CAN I call an embargo on actors leaping around with a saxophone in their hands? I’m just not crazy about it. This is a reworked version of Girl Crazy, a thirties Gershwin Musical, with some more classic Gershwin numbers snuck in because…Gershwin. The music is sublime and, in spite of all the enforced jiving around the actor musicians do, is of a very high standard, with some wonderful, quirky playing and clever use of the musical talents of the company.

The story is about two theatres – one in New York and another in Dead Rock, Nevada. Our poor little rich boy is forced to leave the first to collect debts from the second on behalf of his mother and in doing so shakes off his glamour-puss gal (played by Caroline Flack) and falls in love with a sweet lil’ roughty-toughty, Polly (Charlotte Wakefield).

The libretto is very sparse, especially in the first act, which has so little dialogue in between the numbers that the story froths about on the surface. The character of our hero, Bobby Child, played by Tom Chambers, struggles to be credible in the first half, beyond seeming, well, stupid. A stupid gorgeous dancer, with a lightness of foot made from marabou feathers.

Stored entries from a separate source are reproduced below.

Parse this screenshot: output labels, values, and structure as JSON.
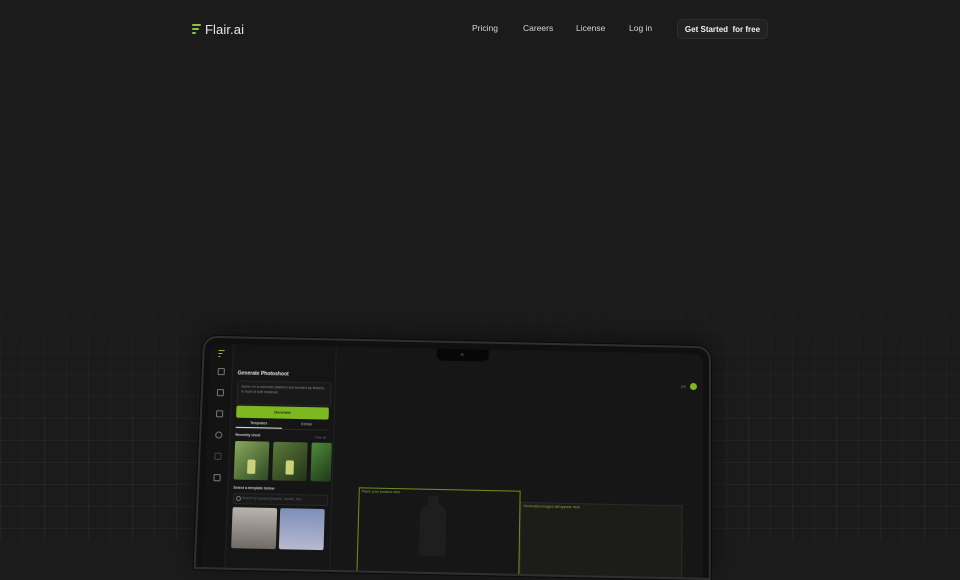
{
  "nav": {
    "logo_text": "Flair.ai",
    "links": [
      "Pricing",
      "Careers",
      "License",
      "Log in"
    ],
    "cta_label": "Get Started  for free"
  },
  "app": {
    "panel_title": "Generate Photoshoot",
    "prompt_text": "Some on a concrete platform surrounded by flowers, in front of soft shadows",
    "generate_label": "Generate",
    "tabs": [
      "Templates",
      "Extras"
    ],
    "recently_used_label": "Recently Used",
    "view_all_label": "View all",
    "select_template_label": "Select a template below",
    "search_placeholder": "Search by keyword (flowers, 'sunset', etc)",
    "canvas_left_label": "Place your product here",
    "canvas_right_label": "Generated images will appear here",
    "top_right_text": "2/4"
  },
  "colors": {
    "accent": "#7db821",
    "background": "#1b1b1b"
  }
}
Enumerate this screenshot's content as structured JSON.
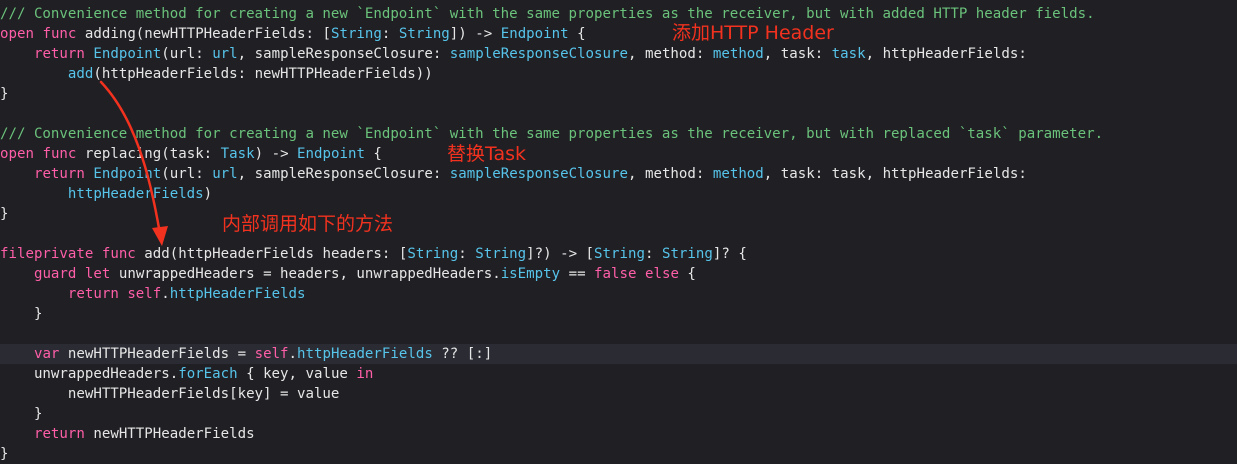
{
  "editor": {
    "lines": [
      {
        "tokens": [
          {
            "t": "/// Convenience method for creating a new `Endpoint` with the same properties as the receiver, but with added HTTP header fields.",
            "c": "comment"
          }
        ]
      },
      {
        "tokens": [
          {
            "t": "open",
            "c": "keyword"
          },
          {
            "t": " "
          },
          {
            "t": "func",
            "c": "keyword"
          },
          {
            "t": " adding(newHTTPHeaderFields: ["
          },
          {
            "t": "String",
            "c": "type"
          },
          {
            "t": ": "
          },
          {
            "t": "String",
            "c": "type"
          },
          {
            "t": "]) -> "
          },
          {
            "t": "Endpoint",
            "c": "type"
          },
          {
            "t": " {"
          }
        ]
      },
      {
        "tokens": [
          {
            "t": "    "
          },
          {
            "t": "return",
            "c": "keyword"
          },
          {
            "t": " "
          },
          {
            "t": "Endpoint",
            "c": "call"
          },
          {
            "t": "(url: "
          },
          {
            "t": "url",
            "c": "call"
          },
          {
            "t": ", sampleResponseClosure: "
          },
          {
            "t": "sampleResponseClosure",
            "c": "call"
          },
          {
            "t": ", method: "
          },
          {
            "t": "method",
            "c": "call"
          },
          {
            "t": ", task: "
          },
          {
            "t": "task",
            "c": "call"
          },
          {
            "t": ", httpHeaderFields:"
          }
        ]
      },
      {
        "tokens": [
          {
            "t": "        "
          },
          {
            "t": "add",
            "c": "call"
          },
          {
            "t": "(httpHeaderFields: newHTTPHeaderFields))"
          }
        ]
      },
      {
        "tokens": [
          {
            "t": "}"
          }
        ]
      },
      {
        "tokens": []
      },
      {
        "tokens": [
          {
            "t": "/// Convenience method for creating a new `Endpoint` with the same properties as the receiver, but with replaced `task` parameter.",
            "c": "comment"
          }
        ]
      },
      {
        "tokens": [
          {
            "t": "open",
            "c": "keyword"
          },
          {
            "t": " "
          },
          {
            "t": "func",
            "c": "keyword"
          },
          {
            "t": " replacing(task: "
          },
          {
            "t": "Task",
            "c": "type"
          },
          {
            "t": ") -> "
          },
          {
            "t": "Endpoint",
            "c": "type"
          },
          {
            "t": " {"
          }
        ]
      },
      {
        "tokens": [
          {
            "t": "    "
          },
          {
            "t": "return",
            "c": "keyword"
          },
          {
            "t": " "
          },
          {
            "t": "Endpoint",
            "c": "call"
          },
          {
            "t": "(url: "
          },
          {
            "t": "url",
            "c": "call"
          },
          {
            "t": ", sampleResponseClosure: "
          },
          {
            "t": "sampleResponseClosure",
            "c": "call"
          },
          {
            "t": ", method: "
          },
          {
            "t": "method",
            "c": "call"
          },
          {
            "t": ", task: task, httpHeaderFields:"
          }
        ]
      },
      {
        "tokens": [
          {
            "t": "        "
          },
          {
            "t": "httpHeaderFields",
            "c": "call"
          },
          {
            "t": ")"
          }
        ]
      },
      {
        "tokens": [
          {
            "t": "}"
          }
        ]
      },
      {
        "tokens": []
      },
      {
        "tokens": [
          {
            "t": "fileprivate",
            "c": "keyword"
          },
          {
            "t": " "
          },
          {
            "t": "func",
            "c": "keyword"
          },
          {
            "t": " add(httpHeaderFields headers: ["
          },
          {
            "t": "String",
            "c": "type"
          },
          {
            "t": ": "
          },
          {
            "t": "String",
            "c": "type"
          },
          {
            "t": "]?) -> ["
          },
          {
            "t": "String",
            "c": "type"
          },
          {
            "t": ": "
          },
          {
            "t": "String",
            "c": "type"
          },
          {
            "t": "]? {"
          }
        ]
      },
      {
        "tokens": [
          {
            "t": "    "
          },
          {
            "t": "guard",
            "c": "keyword"
          },
          {
            "t": " "
          },
          {
            "t": "let",
            "c": "keyword"
          },
          {
            "t": " unwrappedHeaders = headers, unwrappedHeaders."
          },
          {
            "t": "isEmpty",
            "c": "call"
          },
          {
            "t": " == "
          },
          {
            "t": "false",
            "c": "keyword"
          },
          {
            "t": " "
          },
          {
            "t": "else",
            "c": "keyword"
          },
          {
            "t": " {"
          }
        ]
      },
      {
        "tokens": [
          {
            "t": "        "
          },
          {
            "t": "return",
            "c": "keyword"
          },
          {
            "t": " "
          },
          {
            "t": "self",
            "c": "keyword"
          },
          {
            "t": "."
          },
          {
            "t": "httpHeaderFields",
            "c": "call"
          }
        ]
      },
      {
        "tokens": [
          {
            "t": "    }"
          }
        ]
      },
      {
        "tokens": []
      },
      {
        "tokens": [
          {
            "t": "    "
          },
          {
            "t": "var",
            "c": "keyword"
          },
          {
            "t": " newHTTPHeaderFields = "
          },
          {
            "t": "self",
            "c": "keyword"
          },
          {
            "t": "."
          },
          {
            "t": "httpHeaderFields",
            "c": "call"
          },
          {
            "t": " ?? [:]"
          }
        ],
        "highlighted": true
      },
      {
        "tokens": [
          {
            "t": "    unwrappedHeaders."
          },
          {
            "t": "forEach",
            "c": "call"
          },
          {
            "t": " { key, value "
          },
          {
            "t": "in",
            "c": "keyword"
          }
        ]
      },
      {
        "tokens": [
          {
            "t": "        newHTTPHeaderFields[key] = value"
          }
        ]
      },
      {
        "tokens": [
          {
            "t": "    }"
          }
        ]
      },
      {
        "tokens": [
          {
            "t": "    "
          },
          {
            "t": "return",
            "c": "keyword"
          },
          {
            "t": " newHTTPHeaderFields"
          }
        ]
      },
      {
        "tokens": [
          {
            "t": "}"
          }
        ]
      }
    ]
  },
  "annotations": {
    "add_header": "添加HTTP Header",
    "replace_task": "替换Task",
    "internal_call": "内部调用如下的方法"
  },
  "colors": {
    "background": "#1f1f24",
    "current_line": "#2a2b33",
    "comment": "#6bc27b",
    "keyword": "#ff5fa8",
    "type": "#57c4ea",
    "plain": "#e6e6e6",
    "annotation": "#f2321f"
  }
}
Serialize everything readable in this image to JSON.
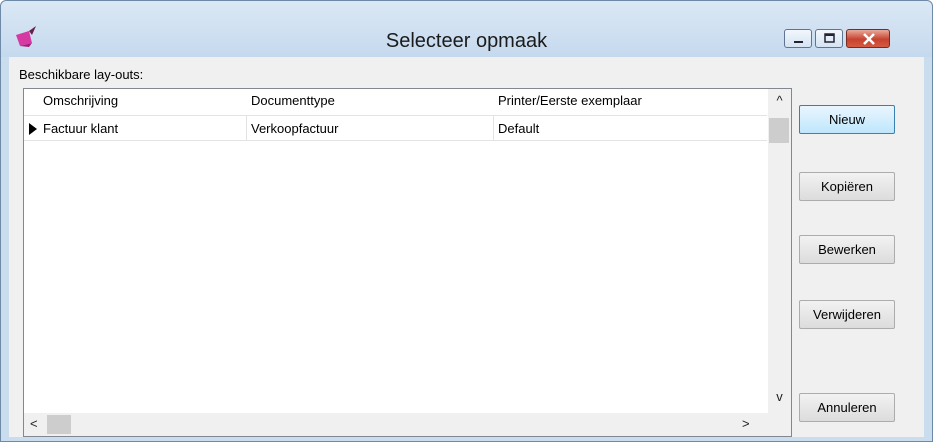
{
  "window": {
    "title": "Selecteer opmaak",
    "controls": [
      "minimize-icon",
      "maximize-icon",
      "close-icon"
    ]
  },
  "layouts_label": "Beschikbare lay-outs:",
  "table": {
    "columns": [
      "Omschrijving",
      "Documenttype",
      "Printer/Eerste exemplaar"
    ],
    "rows": [
      [
        "Factuur klant",
        "Verkoopfactuur",
        "Default"
      ]
    ]
  },
  "scrollbars": {
    "up": "^",
    "down": "v",
    "left": "<",
    "right": ">"
  },
  "buttons": {
    "new": "Nieuw",
    "copy": "Kopiëren",
    "edit": "Bewerken",
    "delete": "Verwijderen",
    "cancel": "Annuleren"
  },
  "colors": {
    "titlebar": "#c9ddef",
    "close_button": "#c7422e",
    "default_button": "#bee6fd",
    "app_icon": "#d63aa2"
  }
}
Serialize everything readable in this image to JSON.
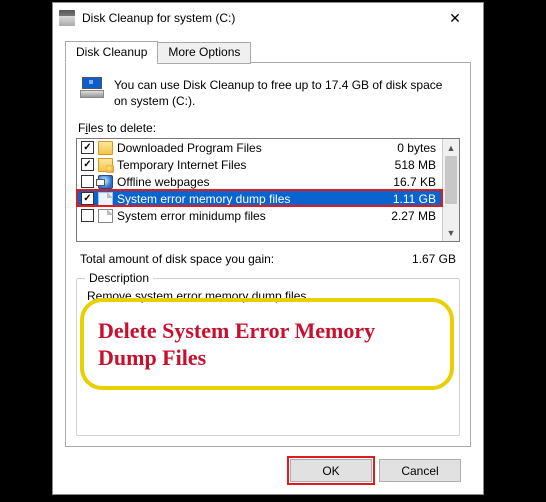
{
  "window": {
    "title": "Disk Cleanup for system (C:)"
  },
  "tabs": {
    "active": "Disk Cleanup",
    "inactive": "More Options"
  },
  "summary": "You can use Disk Cleanup to free up to 17.4 GB of disk space on system (C:).",
  "files_label_pre": "F",
  "files_label_hot": "i",
  "files_label_post": "les to delete:",
  "items": [
    {
      "checked": true,
      "icon": "folder",
      "name": "Downloaded Program Files",
      "size": "0 bytes"
    },
    {
      "checked": true,
      "icon": "lock",
      "name": "Temporary Internet Files",
      "size": "518 MB"
    },
    {
      "checked": false,
      "icon": "globe",
      "name": "Offline webpages",
      "size": "16.7 KB"
    },
    {
      "checked": true,
      "icon": "file",
      "name": "System error memory dump files",
      "size": "1.11 GB"
    },
    {
      "checked": false,
      "icon": "file",
      "name": "System error minidump files",
      "size": "2.27 MB"
    }
  ],
  "selected_index": 3,
  "total_label": "Total amount of disk space you gain:",
  "total_value": "1.67 GB",
  "description": {
    "legend": "Description",
    "text": "Remove system error memory dump files."
  },
  "annotation": "Delete System Error Memory Dump Files",
  "buttons": {
    "ok": "OK",
    "cancel": "Cancel"
  }
}
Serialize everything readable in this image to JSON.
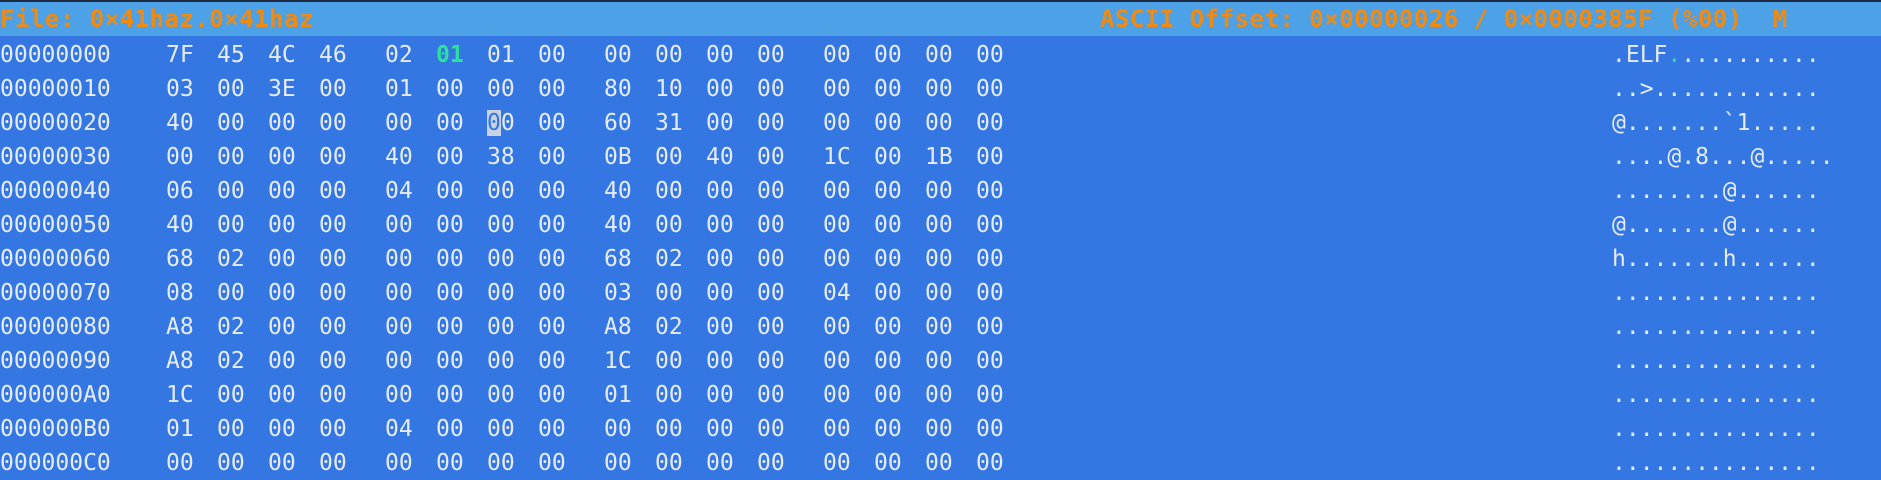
{
  "status": {
    "file_title": "File: 0×41haz.0×41haz",
    "offset_info": "ASCII Offset: 0×00000026 / 0×0000385F (%00)  M"
  },
  "colors": {
    "background": "#3477e3",
    "status_bar": "#4da1e6",
    "status_text": "#f08a10",
    "hex_text": "#e6ecf6",
    "highlight": "#2ee0a0"
  },
  "rows": [
    {
      "offset": "00000000",
      "bytes": [
        "7F",
        "45",
        "4C",
        "46",
        "02",
        "01",
        "01",
        "00",
        "00",
        "00",
        "00",
        "00",
        "00",
        "00",
        "00",
        "00"
      ],
      "ascii": ".ELF..........."
    },
    {
      "offset": "00000010",
      "bytes": [
        "03",
        "00",
        "3E",
        "00",
        "01",
        "00",
        "00",
        "00",
        "80",
        "10",
        "00",
        "00",
        "00",
        "00",
        "00",
        "00"
      ],
      "ascii": "..>............"
    },
    {
      "offset": "00000020",
      "bytes": [
        "40",
        "00",
        "00",
        "00",
        "00",
        "00",
        "00",
        "00",
        "60",
        "31",
        "00",
        "00",
        "00",
        "00",
        "00",
        "00"
      ],
      "ascii": "@.......`1....."
    },
    {
      "offset": "00000030",
      "bytes": [
        "00",
        "00",
        "00",
        "00",
        "40",
        "00",
        "38",
        "00",
        "0B",
        "00",
        "40",
        "00",
        "1C",
        "00",
        "1B",
        "00"
      ],
      "ascii": "....@.8...@....."
    },
    {
      "offset": "00000040",
      "bytes": [
        "06",
        "00",
        "00",
        "00",
        "04",
        "00",
        "00",
        "00",
        "40",
        "00",
        "00",
        "00",
        "00",
        "00",
        "00",
        "00"
      ],
      "ascii": "........@......"
    },
    {
      "offset": "00000050",
      "bytes": [
        "40",
        "00",
        "00",
        "00",
        "00",
        "00",
        "00",
        "00",
        "40",
        "00",
        "00",
        "00",
        "00",
        "00",
        "00",
        "00"
      ],
      "ascii": "@.......@......"
    },
    {
      "offset": "00000060",
      "bytes": [
        "68",
        "02",
        "00",
        "00",
        "00",
        "00",
        "00",
        "00",
        "68",
        "02",
        "00",
        "00",
        "00",
        "00",
        "00",
        "00"
      ],
      "ascii": "h.......h......"
    },
    {
      "offset": "00000070",
      "bytes": [
        "08",
        "00",
        "00",
        "00",
        "00",
        "00",
        "00",
        "00",
        "03",
        "00",
        "00",
        "00",
        "04",
        "00",
        "00",
        "00"
      ],
      "ascii": "..............."
    },
    {
      "offset": "00000080",
      "bytes": [
        "A8",
        "02",
        "00",
        "00",
        "00",
        "00",
        "00",
        "00",
        "A8",
        "02",
        "00",
        "00",
        "00",
        "00",
        "00",
        "00"
      ],
      "ascii": "..............."
    },
    {
      "offset": "00000090",
      "bytes": [
        "A8",
        "02",
        "00",
        "00",
        "00",
        "00",
        "00",
        "00",
        "1C",
        "00",
        "00",
        "00",
        "00",
        "00",
        "00",
        "00"
      ],
      "ascii": "..............."
    },
    {
      "offset": "000000A0",
      "bytes": [
        "1C",
        "00",
        "00",
        "00",
        "00",
        "00",
        "00",
        "00",
        "01",
        "00",
        "00",
        "00",
        "00",
        "00",
        "00",
        "00"
      ],
      "ascii": "..............."
    },
    {
      "offset": "000000B0",
      "bytes": [
        "01",
        "00",
        "00",
        "00",
        "04",
        "00",
        "00",
        "00",
        "00",
        "00",
        "00",
        "00",
        "00",
        "00",
        "00",
        "00"
      ],
      "ascii": "..............."
    },
    {
      "offset": "000000C0",
      "bytes": [
        "00",
        "00",
        "00",
        "00",
        "00",
        "00",
        "00",
        "00",
        "00",
        "00",
        "00",
        "00",
        "00",
        "00",
        "00",
        "00"
      ],
      "ascii": "..............."
    }
  ]
}
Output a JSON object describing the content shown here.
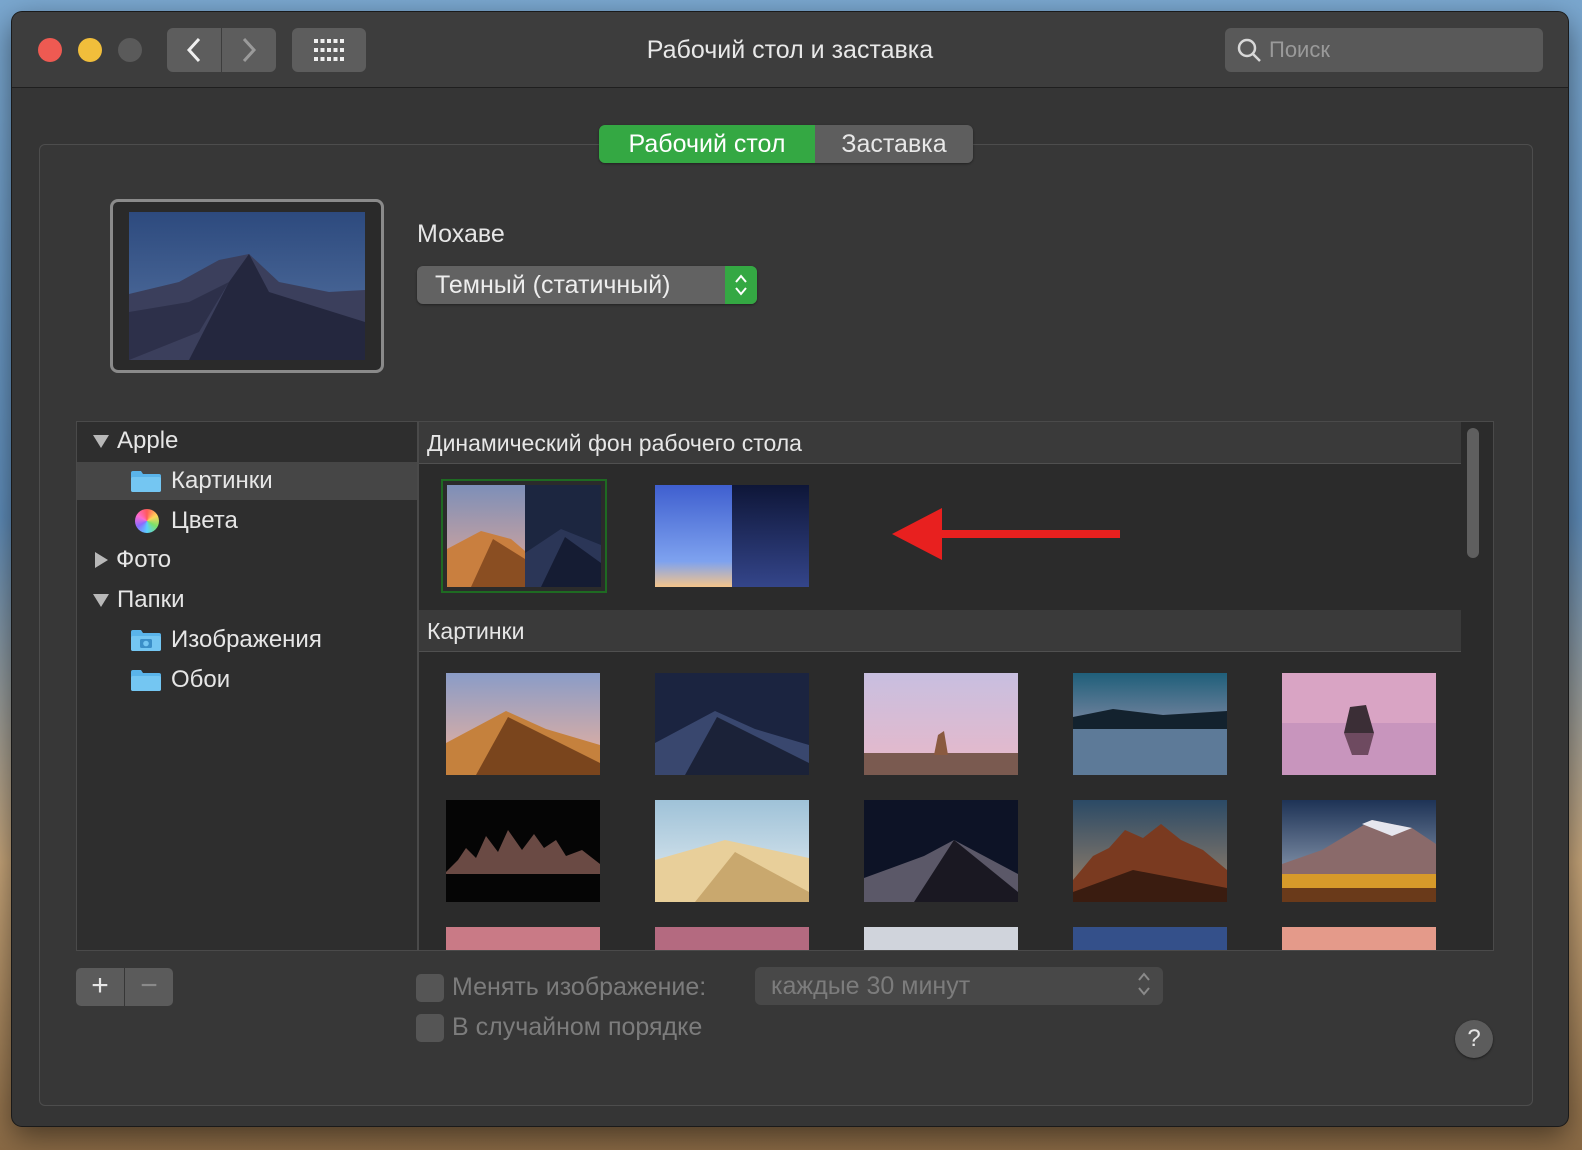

By the end of the piece though, we’ve fallen in love with a goofy clown who has dashes of Astaire and Gene Kelly.

Charlotte Wakefield is a perfectly-voiced Polly, if a little heavy-footed in the finale, which has proper old-fashioned magic.

Technically this is very sassy and I loved the snappy lights and assured changes from New York to Dead Rock. For me, the script itself doesn’t do justice to the beautiful music it contains and what I really craved – a triple shot of nostalgia - was not consistently delivered.